The marvels that reside under these wooden, metal and other artificial material structures at times eliminate the need to venture far from shore to dive. Piers, constructions that link the land to sea may seem ugly from the surface yet underneath the struts and beams that interlock create a home for hundreds of species. Soft and hard coral grows in abundance and schools of fish find protection under the structure. For a photographer there is no better place to learn, and explore the underwater world in relative simplicity. The light that streams through the water in shallow waters here makes pier diving one of the most underrated of all sites in the marine world.
Exmouth Navy Pier
Perennially voted in the top 10 dives in Australia, the Navy Pier off Exmouth is located in the remote North West Cape of Western Australia. Close to the revered marine park of Ningaloo, the pier is still in active duty by the defence department, allowing constant protection from fishing and other recreational disturbance. Diving with a local licensed operator is required, yet once in the water 200 species of fish await.
The pier is around 110 metres long and 15 metres deep (perfect for open water divers). Regular visitors include schools of sweetlips and barracuda, Queensland grouper, grey nurse sharks, wobbegongs and even a passing whale shark from time to time.
Due to heavy currents in the area the site must only be dived at slack tide. Night diving is impressive here to and colourful clownfish, nudibranchs and coral make a macro photography paradise.

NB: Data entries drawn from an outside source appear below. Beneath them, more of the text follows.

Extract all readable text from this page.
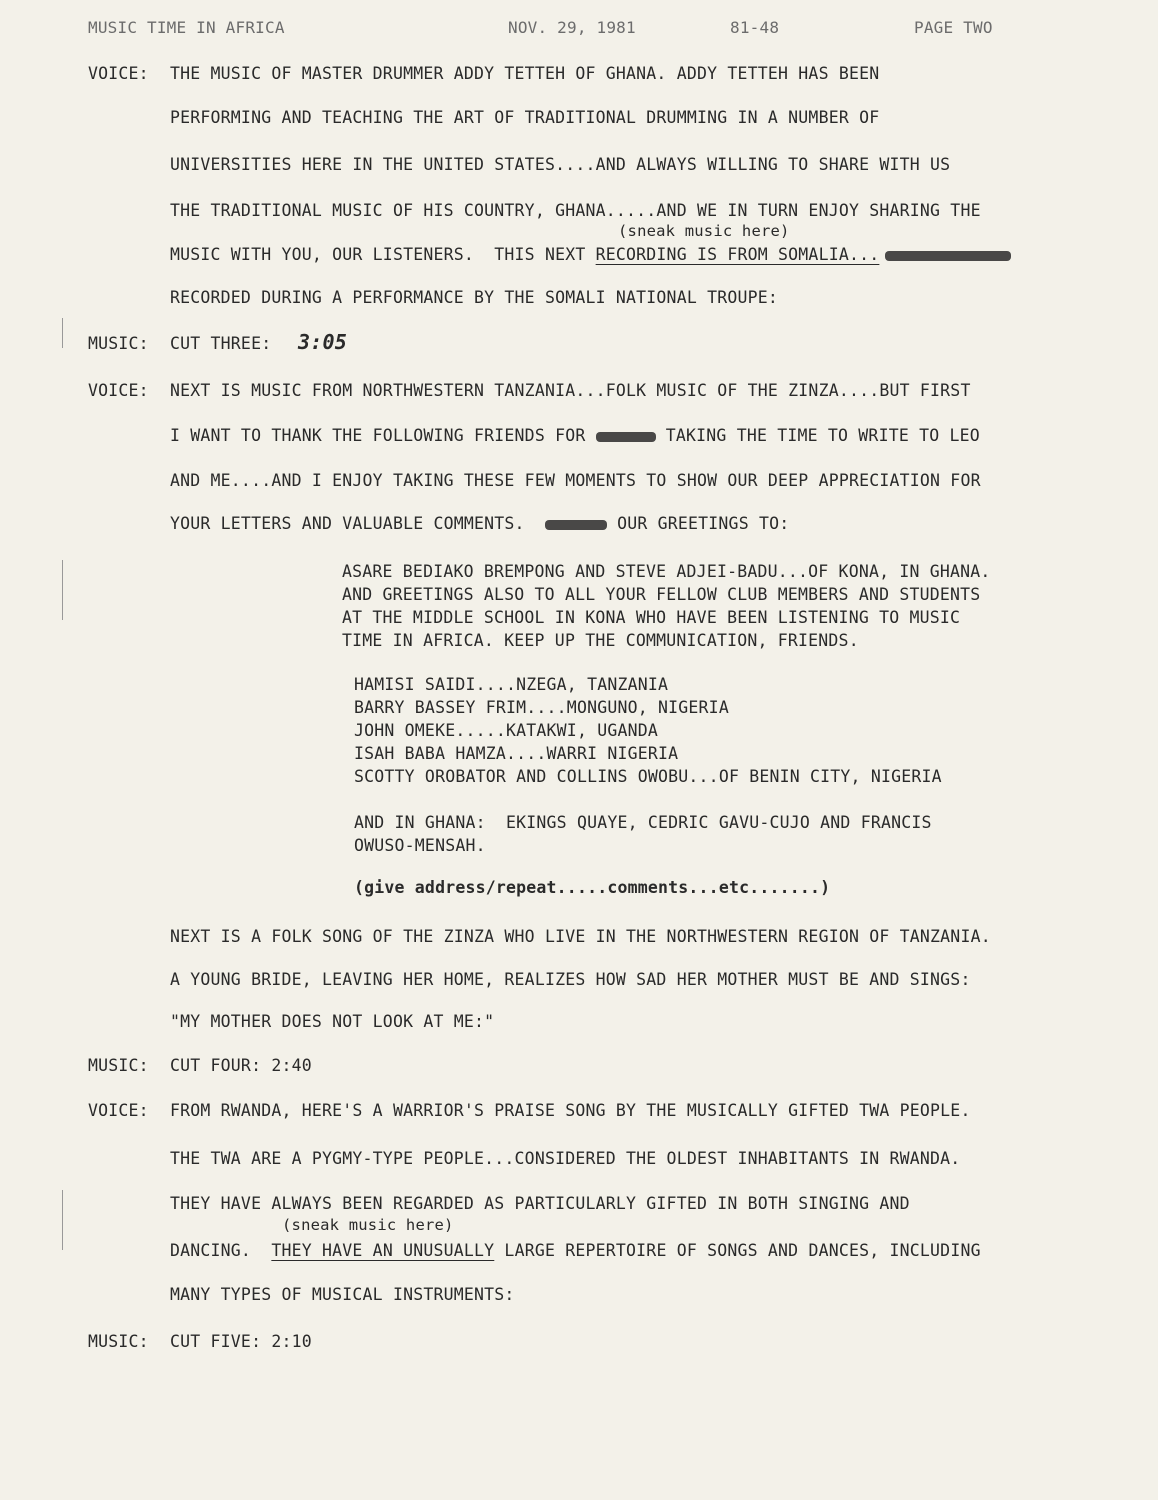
MUSIC TIME IN AFRICA	NOV. 29, 1981	81-48	PAGE TWO
VOICE: THE MUSIC OF MASTER DRUMMER ADDY TETTEH OF GHANA. ADDY TETTEH HAS BEEN
PERFORMING AND TEACHING THE ART OF TRADITIONAL DRUMMING IN A NUMBER OF
UNIVERSITIES HERE IN THE UNITED STATES....AND ALWAYS WILLING TO SHARE WITH US
THE TRADITIONAL MUSIC OF HIS COUNTRY, GHANA.....AND WE IN TURN ENJOY SHARING THE
(sneak music here)
MUSIC WITH YOU, OUR LISTENERS.  THIS NEXT RECORDING IS FROM SOMALIA...
RECORDED DURING A PERFORMANCE BY THE SOMALI NATIONAL TROUPE:
MUSIC: CUT THREE: 3:05
VOICE: NEXT IS MUSIC FROM NORTHWESTERN TANZANIA...FOLK MUSIC OF THE ZINZA....BUT FIRST
I WANT TO THANK THE FOLLOWING FRIENDS FOR	TAKING THE TIME TO WRITE TO LEO
AND ME....AND I ENJOY TAKING THESE FEW MOMENTS TO SHOW OUR DEEP APPRECIATION FOR
YOUR LETTERS AND VALUABLE COMMENTS.	OUR GREETINGS TO:
ASARE BEDIAKO BREMPONG AND STEVE ADJEI-BADU...OF KONA, IN GHANA.
AND GREETINGS ALSO TO ALL YOUR FELLOW CLUB MEMBERS AND STUDENTS
AT THE MIDDLE SCHOOL IN KONA WHO HAVE BEEN LISTENING TO MUSIC
TIME IN AFRICA. KEEP UP THE COMMUNICATION, FRIENDS.
HAMISI SAIDI....NZEGA, TANZANIA
BARRY BASSEY FRIM....MONGUNO, NIGERIA
JOHN OMEKE.....KATAKWI, UGANDA
ISAH BABA HAMZA....WARRI NIGERIA
SCOTTY OROBATOR AND COLLINS OWOBU...OF BENIN CITY, NIGERIA
AND IN GHANA:  EKINGS QUAYE, CEDRIC GAVU-CUJO AND FRANCIS
OWUSO-MENSAH.
(give address/repeat.....comments...etc.......)
NEXT IS A FOLK SONG OF THE ZINZA WHO LIVE IN THE NORTHWESTERN REGION OF TANZANIA.
A YOUNG BRIDE, LEAVING HER HOME, REALIZES HOW SAD HER MOTHER MUST BE AND SINGS:
"MY MOTHER DOES NOT LOOK AT ME:"
MUSIC: CUT FOUR: 2:40
VOICE: FROM RWANDA, HERE'S A WARRIOR'S PRAISE SONG BY THE MUSICALLY GIFTED TWA PEOPLE.
THE TWA ARE A PYGMY-TYPE PEOPLE...CONSIDERED THE OLDEST INHABITANTS IN RWANDA.
THEY HAVE ALWAYS BEEN REGARDED AS PARTICULARLY GIFTED IN BOTH SINGING AND
(sneak music here)
DANCING.  THEY HAVE AN UNUSUALLY LARGE REPERTOIRE OF SONGS AND DANCES, INCLUDING
MANY TYPES OF MUSICAL INSTRUMENTS:
MUSIC: CUT FIVE: 2:10
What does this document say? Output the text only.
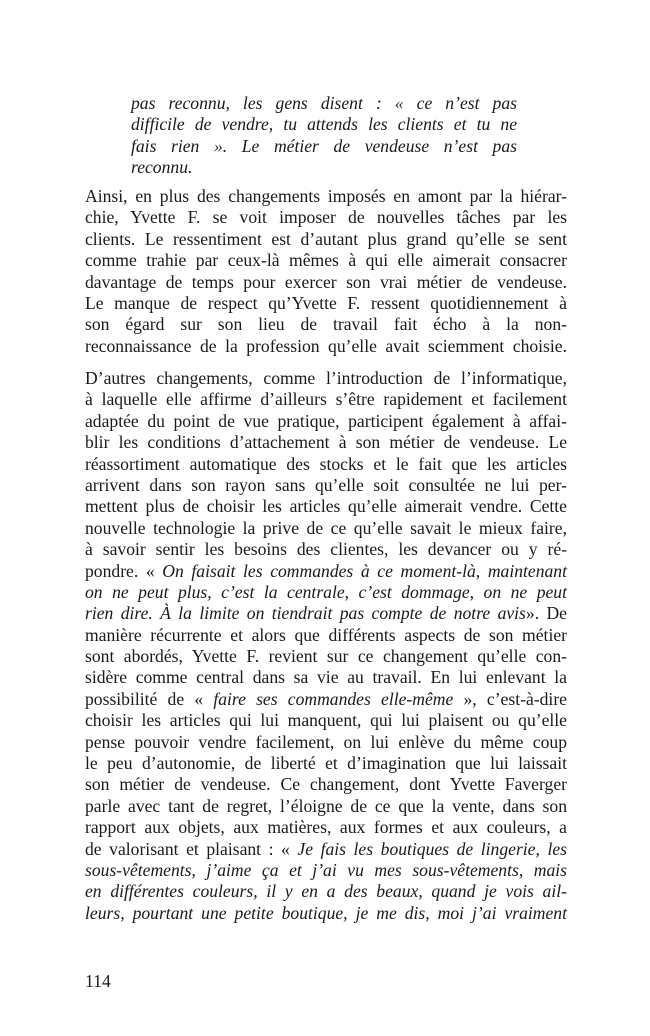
pas reconnu, les gens disent : « ce n’est pas
difficile de vendre, tu attends les clients et tu ne
fais rien ». Le métier de vendeuse n’est pas
reconnu.
Ainsi, en plus des changements imposés en amont par la hiérar-
chie, Yvette F. se voit imposer de nouvelles tâches par les
clients. Le ressentiment est d’autant plus grand qu’elle se sent
comme trahie par ceux-là mêmes à qui elle aimerait consacrer
davantage de temps pour exercer son vrai métier de vendeuse.
Le manque de respect qu’Yvette F. ressent quotidiennement à
son égard sur son lieu de travail fait écho à la non-
reconnaissance de la profession qu’elle avait sciemment choisie.
D’autres changements, comme l’introduction de l’informatique,
à laquelle elle affirme d’ailleurs s’être rapidement et facilement
adaptée du point de vue pratique, participent également à affai-
blir les conditions d’attachement à son métier de vendeuse. Le
réassortiment automatique des stocks et le fait que les articles
arrivent dans son rayon sans qu’elle soit consultée ne lui per-
mettent plus de choisir les articles qu’elle aimerait vendre. Cette
nouvelle technologie la prive de ce qu’elle savait le mieux faire,
à savoir sentir les besoins des clientes, les devancer ou y ré-
pondre. « On faisait les commandes à ce moment-là, maintenant
on ne peut plus, c’est la centrale, c’est dommage, on ne peut
rien dire. À la limite on tiendrait pas compte de notre avis». De
manière récurrente et alors que différents aspects de son métier
sont abordés, Yvette F. revient sur ce changement qu’elle con-
sidère comme central dans sa vie au travail. En lui enlevant la
possibilité de « faire ses commandes elle-même », c’est-à-dire
choisir les articles qui lui manquent, qui lui plaisent ou qu’elle
pense pouvoir vendre facilement, on lui enlève du même coup
le peu d’autonomie, de liberté et d’imagination que lui laissait
son métier de vendeuse. Ce changement, dont Yvette Faverger
parle avec tant de regret, l’éloigne de ce que la vente, dans son
rapport aux objets, aux matières, aux formes et aux couleurs, a
de valorisant et plaisant : « Je fais les boutiques de lingerie, les
sous-vêtements, j’aime ça et j’ai vu mes sous-vêtements, mais
en différentes couleurs, il y en a des beaux, quand je vois ail-
leurs, pourtant une petite boutique, je me dis, moi j’ai vraiment
114
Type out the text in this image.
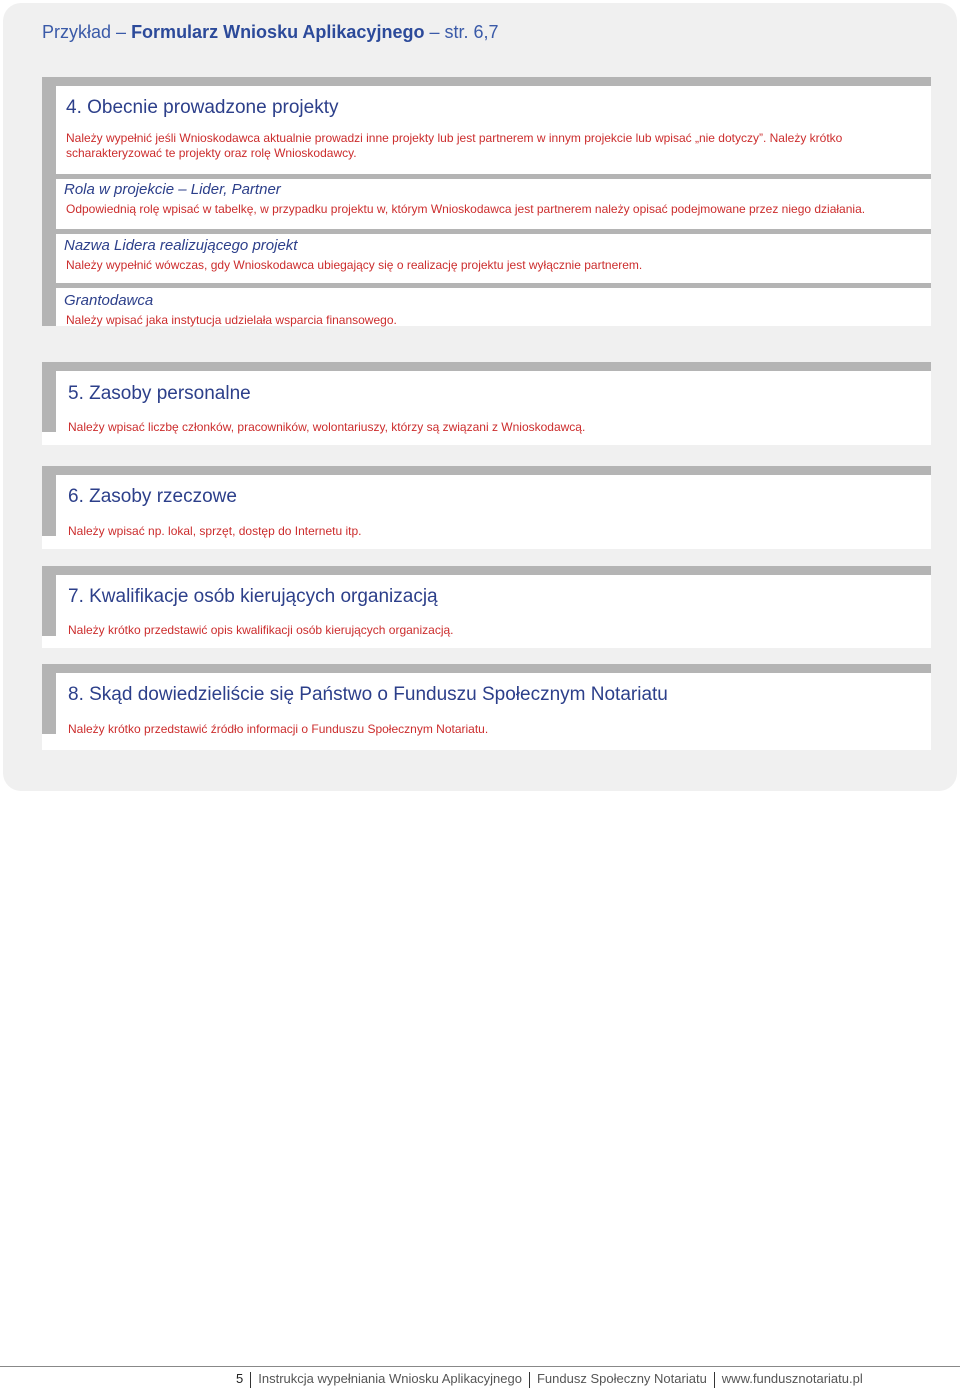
Przykład – Formularz Wniosku Aplikacyjnego – str. 6,7
4. Obecnie prowadzone projekty
Należy wypełnić jeśli Wnioskodawca aktualnie prowadzi inne projekty lub jest partnerem w innym projekcie lub wpisać „nie dotyczy”. Należy krótko scharakteryzować te projekty oraz rolę Wnioskodawcy.
Rola w projekcie – Lider, Partner
Odpowiednią rolę wpisać w tabelkę, w przypadku projektu w, którym Wnioskodawca jest partnerem należy opisać podejmowane przez niego działania.
Nazwa Lidera realizującego projekt
Należy wypełnić wówczas, gdy Wnioskodawca ubiegający się o realizację projektu jest wyłącznie partnerem.
Grantodawca
Należy wpisać jaka instytucja udzielała wsparcia finansowego.
5. Zasoby personalne
Należy wpisać liczbę członków, pracowników, wolontariuszy, którzy są związani z Wnioskodawcą.
6. Zasoby rzeczowe
Należy wpisać np. lokal, sprzęt, dostęp do Internetu itp.
7. Kwalifikacje osób kierujących organizacją
Należy krótko przedstawić opis kwalifikacji osób kierujących organizacją.
8. Skąd dowiedzieliście się Państwo o Funduszu Społecznym Notariatu
Należy krótko przedstawić źródło informacji o Funduszu Społecznym Notariatu.
5 Instrukcja wypełniania Wniosku Aplikacyjnego Fundusz Społeczny Notariatu www.fundusznotariatu.pl
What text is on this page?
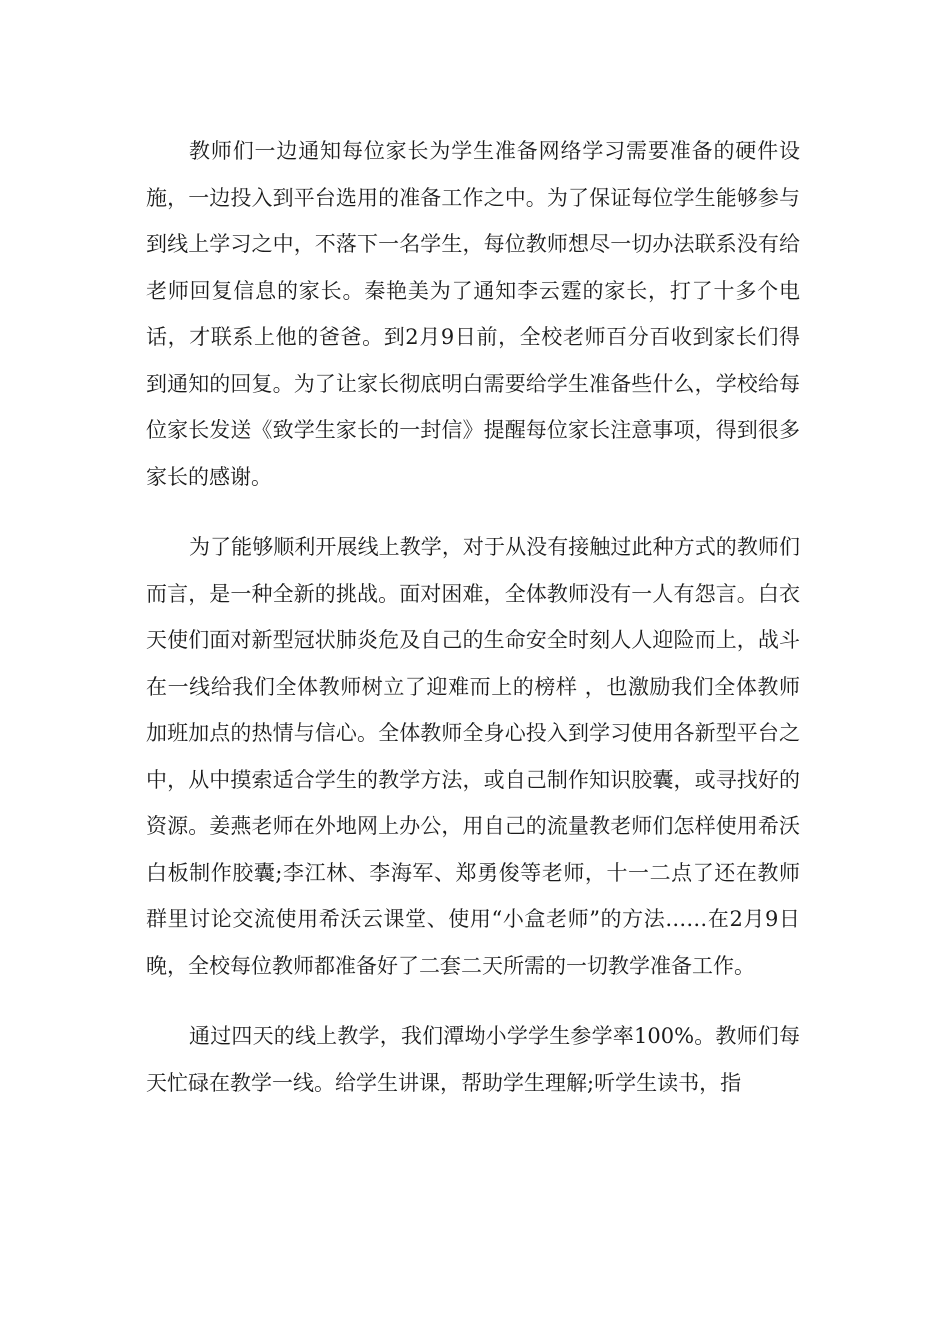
教师们一边通知每位家长为学生准备网络学习需要准备的硬件设施，一边投入到平台选用的准备工作之中。为了保证每位学生能够参与到线上学习之中，不落下一名学生，每位教师想尽一切办法联系没有给老师回复信息的家长。秦艳美为了通知李云霆的家长，打了十多个电话，才联系上他的爸爸。到2月9日前，全校老师百分百收到家长们得到通知的回复。为了让家长彻底明白需要给学生准备些什么，学校给每位家长发送《致学生家长的一封信》提醒每位家长注意事项，得到很多家长的感谢。

为了能够顺利开展线上教学，对于从没有接触过此种方式的教师们而言，是一种全新的挑战。面对困难，全体教师没有一人有怨言。白衣天使们面对新型冠状肺炎危及自己的生命安全时刻人人迎险而上，战斗在一线给我们全体教师树立了迎难而上的榜样 ，也激励我们全体教师加班加点的热情与信心。全体教师全身心投入到学习使用各新型平台之中，从中摸索适合学生的教学方法，或自己制作知识胶囊，或寻找好的资源。姜燕老师在外地网上办公，用自己的流量教老师们怎样使用希沃白板制作胶囊;李江林、李海军、郑勇俊等老师，十一二点了还在教师群里讨论交流使用希沃云课堂、使用“小盒老师”的方法……在2月9日晚，全校每位教师都准备好了二套二天所需的一切教学准备工作。

通过四天的线上教学，我们潭坳小学学生参学率100%。教师们每天忙碌在教学一线。给学生讲课，帮助学生理解;听学生读书，指
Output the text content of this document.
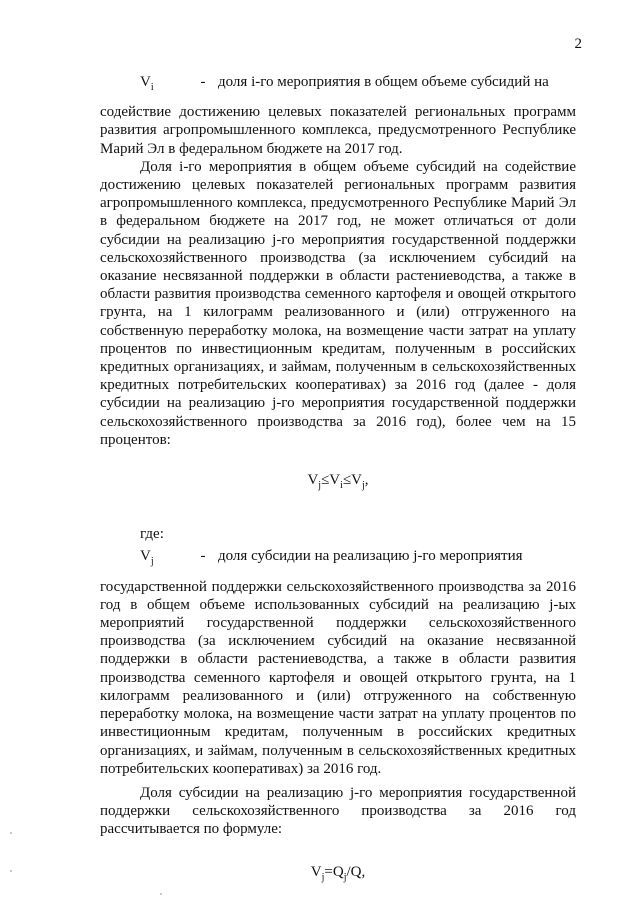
2
$V_i$	- доля i-го мероприятия в общем объеме субсидий на

содействие достижению целевых показателей региональных программ развития агропромышленного комплекса, предусмотренного Республике Марий Эл в федеральном бюджете на 2017 год.

Доля i-го мероприятия в общем объеме субсидий на содействие достижению целевых показателей региональных программ развития агропромышленного комплекса, предусмотренного Республике Марий Эл в федеральном бюджете на 2017 год, не может отличаться от доли субсидии на реализацию j-го мероприятия государственной поддержки сельскохозяйственного производства (за исключением субсидий на оказание несвязанной поддержки в области растениеводства, а также в области развития производства семенного картофеля и овощей открытого грунта, на 1 килограмм реализованного и (или) отгруженного на собственную переработку молока, на возмещение части затрат на уплату процентов по инвестиционным кредитам, полученным в российских кредитных организациях, и займам, полученным в сельскохозяйственных кредитных потребительских кооперативах) за 2016 год (далее - доля субсидии на реализацию j-го мероприятия государственной поддержки сельскохозяйственного производства за 2016 год), более чем на 15 процентов:

$V_j\le V_i\le V_j$,

где:

$V_j$	- доля субсидии на реализацию j-го мероприятия

государственной поддержки сельскохозяйственного производства за 2016 год в общем объеме использованных субсидий на реализацию j-ых мероприятий государственной поддержки сельскохозяйственного производства (за исключением субсидий на оказание несвязанной поддержки в области растениеводства, а также в области развития производства семенного картофеля и овощей открытого грунта, на 1 килограмм реализованного и (или) отгруженного на собственную переработку молока, на возмещение части затрат на уплату процентов по инвестиционным кредитам, полученным в российских кредитных организациях, и займам, полученным в сельскохозяйственных кредитных потребительских кооперативах) за 2016 год.

Доля субсидии на реализацию j-го мероприятия государственной поддержки сельскохозяйственного производства за 2016 год рассчитывается по формуле:

$V_j=Q_j/Q$,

With water temperatures averaging 26 Celsius during the year, the dive is extremely comfortable in a 2 or 3mm wetsuit. The ideal time to visit is during March and November where the visibility is clearest and the greatest chance to see an abundance of marine life.
In Port Phillip Bay, Victoria, Portsea Pier is an ideal dive for trainee’s and those who wish to explore the underwater world leisurely. This 300 metre, L shaped pier is one of the most popular dives in Melbourne due to an abundance of marine life and the good chance to encounter the illustrious weedy sea dragon. While light is good under the pier due to the shallow conditions (1-7 metres), be aware that dredging occurs in the channel and the site is best dived on slack high tide where there is little disturbance and current.
The weedy sea dragons can be found in kelp at the deepest portion of the pier, and if one looks closely there may be the chance to see blue ring octopus, shrimp, crabs and nudibranchs. This great amount of macro life makes for a fantastic night dive, however unlike Exmouth Navy Pier fishing is allowed here so be aware of lines and hooks from above.